4. N’avez-vous pas le sentiment de marcher à
contre-courant, les députés de la majorité ayant affiché leur
attachement au gouvernement en rejetant la motion de défiance de
l’opposition contre le Premier ministre ?

Non. J’en veux pour preuve un document confectionné par des députés,
parmi lesquels des ténors de la majorité, citant nommément des
ministres qu’ils disent impliqués dans des dossiers qui ont soulevé des
passions en plénières.
Mon seul regret, est celui de voir qu’ils s’expriment sur le tard,
alors qu’ils avaient refusé leur soutien à l’opposition politique dans
le dossier des contrats chinois, notamment.

5. A quoi vous fait penser la coordination souhaitée entre le gouvernement et la BCC ?
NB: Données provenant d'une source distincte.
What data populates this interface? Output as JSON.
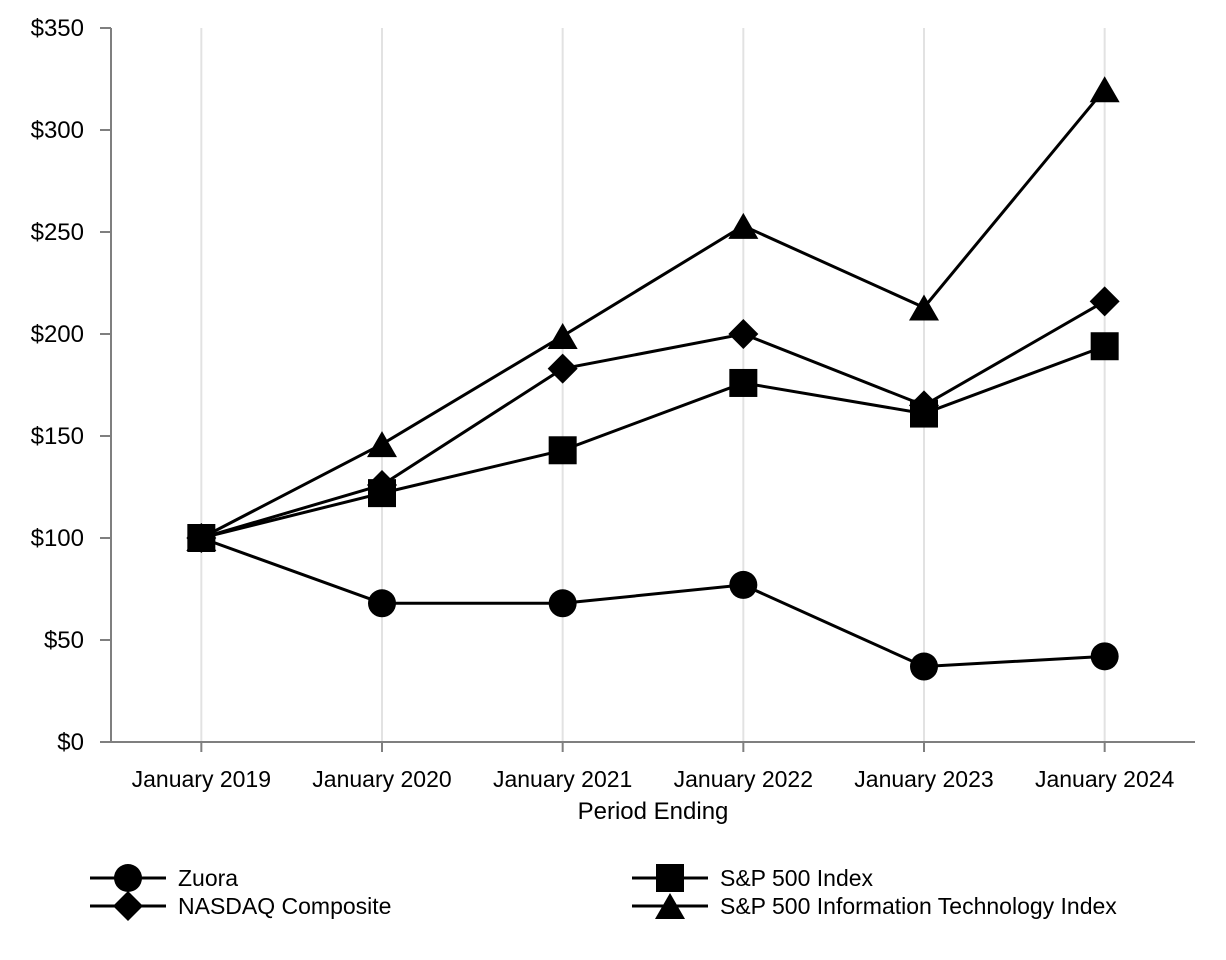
{
  "chart_data": {
    "type": "line",
    "title": "",
    "xlabel": "Period Ending",
    "ylabel": "",
    "x": [
      "January 2019",
      "January 2020",
      "January 2021",
      "January 2022",
      "January 2023",
      "January 2024"
    ],
    "y_ticks": [
      "$0",
      "$50",
      "$100",
      "$150",
      "$200",
      "$250",
      "$300",
      "$350"
    ],
    "ylim": [
      0,
      350
    ],
    "y_tick_step": 50,
    "grid": "vertical-only",
    "legend_position": "bottom-two-columns",
    "series": [
      {
        "name": "Zuora",
        "marker": "circle",
        "color": "#000000",
        "values": [
          100,
          68,
          68,
          77,
          37,
          42
        ]
      },
      {
        "name": "S&P 500 Index",
        "marker": "square",
        "color": "#000000",
        "values": [
          100,
          122,
          143,
          176,
          161,
          194
        ]
      },
      {
        "name": "NASDAQ Composite",
        "marker": "diamond",
        "color": "#000000",
        "values": [
          100,
          126,
          183,
          200,
          165,
          216
        ]
      },
      {
        "name": "S&P 500 Information Technology Index",
        "marker": "triangle",
        "color": "#000000",
        "values": [
          100,
          146,
          199,
          253,
          213,
          320
        ]
      }
    ]
  },
  "colors": {
    "series": "#000000",
    "gridline": "#e2e2e2",
    "axis": "#7f7f7f",
    "text": "#000000",
    "background": "#ffffff"
  }
}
Je continue à soutenir que mes propos ont été déformés et mal
interprétés. Je répète avoir vu l’injonction des institutions de Breton
Wood dans la restructuration de la BCC. Je suis d’avis que la présence
imposée d’un conseiller général étranger, Ivoirien en l’occurrence,
dans cette institution monétaire nationale est une intrusion. Il est en
réalité l’oreille et la bouche par laquelle vont tomber les directives
des bailleurs de fonds. Cela ressemble quelque peu au rôle qu’a joué
jadis Blumenthal à l’époque de la BCZ.